I know I'd love to run some old apps under it.

 

Unfortunately, I killed my setup as I needed to go back to using XP, and I sold the hard drive I had OS X x86 installed on...

 

Anyone interested in hacking the Classic libraries?

The main reason Classic apps don't work is that the majority of them contain pieces of 680x0 code, which Rosetta can't emulate.

A full 68k/PPC emulator would be required for most programs.

 

I thought the System and Finder from OS 9 contained the emulator for 680x0 code, and "pushed" it through the Power PC to emulate a 68K. Therefore, if you can get Classic to think it's on a PPC using Rosetta, then OS 9 should be able to boot, and think it's on a PPC, too. Therefore, any App should be able to be run through Rosetta. No?

Whoo, that's easy - indeed booting complete misses because the copied folder of OS 9 does contain the "mac os.rom", which is supposed to be in another folder, bur don't ask me which one exacly....

Mac OS 9 was the first OS to absolutely require a PPC processor. It would not run with a 68k processor.

 

Yes, I'm aware of that. That is not what I was saying. I was commenting that it would be neat to run 680x0 software under OS X for Intel... that's all.

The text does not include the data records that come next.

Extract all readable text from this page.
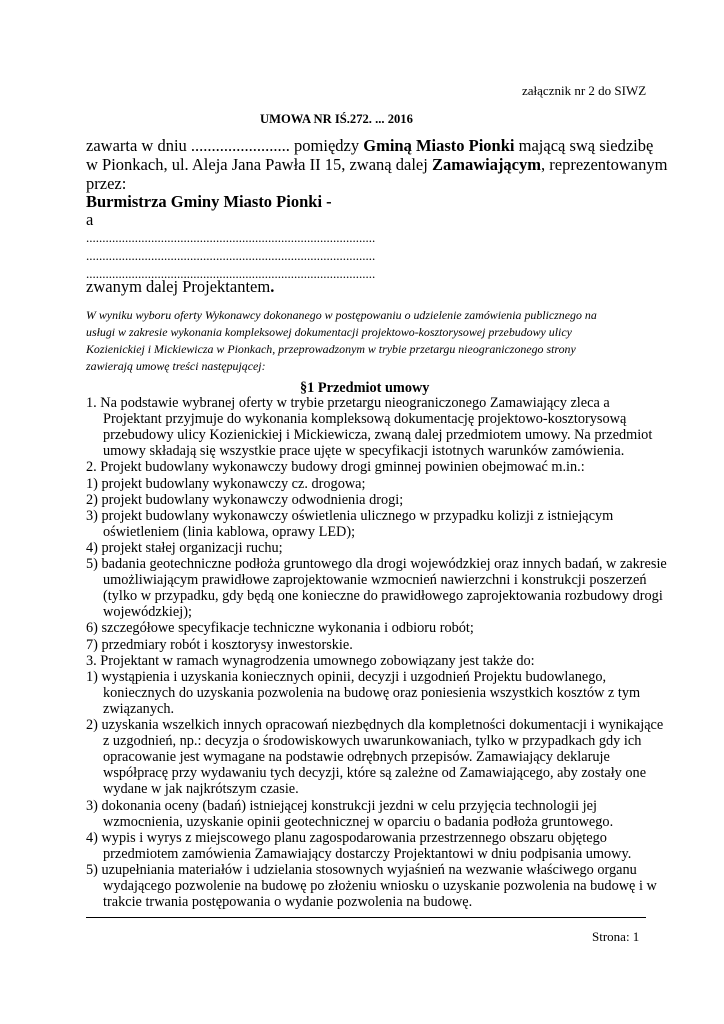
załącznik nr 2 do SIWZ
UMOWA NR IŚ.272. ... 2016
zawarta w dniu ........................ pomiędzy Gminą Miasto Pionki mającą swą siedzibę
w Pionkach, ul. Aleja Jana Pawła II 15, zwaną dalej Zamawiającym, reprezentowanym
przez:
Burmistrza Gminy Miasto Pionki -
a
.........................................................................................
.........................................................................................
.........................................................................................
zwanym dalej Projektantem.
W wyniku wyboru oferty Wykonawcy dokonanego w postępowaniu o udzielenie zamówienia publicznego na
usługi w zakresie wykonania kompleksowej dokumentacji projektowo-kosztorysowej przebudowy ulicy
Kozienickiej i Mickiewicza w Pionkach, przeprowadzonym w trybie przetargu nieograniczonego strony
zawierają umowę treści następującej:
§1 Przedmiot umowy
1. Na podstawie wybranej oferty w trybie przetargu nieograniczonego Zamawiający zleca a
Projektant przyjmuje do wykonania kompleksową dokumentację projektowo-kosztorysową
przebudowy ulicy Kozienickiej i Mickiewicza, zwaną dalej przedmiotem umowy. Na przedmiot
umowy składają się wszystkie prace ujęte w specyfikacji istotnych warunków zamówienia.
2. Projekt budowlany wykonawczy budowy drogi gminnej powinien obejmować m.in.:
1) projekt budowlany wykonawczy cz. drogowa;
2) projekt budowlany wykonawczy odwodnienia drogi;
3) projekt budowlany wykonawczy oświetlenia ulicznego w przypadku kolizji z istniejącym
oświetleniem (linia kablowa, oprawy LED);
4) projekt stałej organizacji ruchu;
5) badania geotechniczne podłoża gruntowego dla drogi wojewódzkiej oraz innych badań, w zakresie
umożliwiającym prawidłowe zaprojektowanie wzmocnień nawierzchni i konstrukcji poszerzeń
(tylko w przypadku, gdy będą one konieczne do prawidłowego zaprojektowania rozbudowy drogi
wojewódzkiej);
6) szczegółowe specyfikacje techniczne wykonania i odbioru robót;
7) przedmiary robót i kosztorysy inwestorskie.
3. Projektant w ramach wynagrodzenia umownego zobowiązany jest także do:
1) wystąpienia i uzyskania koniecznych opinii, decyzji i uzgodnień Projektu budowlanego,
koniecznych do uzyskania pozwolenia na budowę oraz poniesienia wszystkich kosztów z tym
związanych.
2) uzyskania wszelkich innych opracowań niezbędnych dla kompletności dokumentacji i wynikające
z uzgodnień, np.: decyzja o środowiskowych uwarunkowaniach, tylko w przypadkach gdy ich
opracowanie jest wymagane na podstawie odrębnych przepisów. Zamawiający deklaruje
współpracę przy wydawaniu tych decyzji, które są zależne od Zamawiającego, aby zostały one
wydane w jak najkrótszym czasie.
3) dokonania oceny (badań) istniejącej konstrukcji jezdni w celu przyjęcia technologii jej
wzmocnienia, uzyskanie opinii geotechnicznej w oparciu o badania podłoża gruntowego.
4) wypis i wyrys z miejscowego planu zagospodarowania przestrzennego obszaru objętego
przedmiotem zamówienia Zamawiający dostarczy Projektantowi w dniu podpisania umowy.
5) uzupełniania materiałów i udzielania stosownych wyjaśnień na wezwanie właściwego organu
wydającego pozwolenie na budowę po złożeniu wniosku o uzyskanie pozwolenia na budowę i w
trakcie trwania postępowania o wydanie pozwolenia na budowę.
Strona: 1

Mac OS 9 was the first OS to absolutely require a PPC processor. It would not run with a 68k processor.

 

not to be annoying and I know this is OT, but just for the record: 8.5 was the first to require PPC. 8.1 was the last one for 68040, and 7.5.3 (7.5.5?) the last one for 68030 I believe. I can run basilisk II with my old handy 8.1 cd and a quadra 650 rom (under windows, haven't tried it on osx86). runs ancient 68k software screaming fast though.

 

my guess why classic wouldn't work on x86: while classic, the Mac OS 9 host environment, could run on rosetta, apps running inside the classic environment are made up of more than just system calls to classic. it seems to me that for rosetta to intercept and translate that non-system code would require integrating rosetta into classic somehow-- since that code is only visible from inside the classic process, if that even makes any sense. and I think Apple doesn't think the effort is worth it, since classic apps are a dying breed. just my attempt, i'm no expert or anything.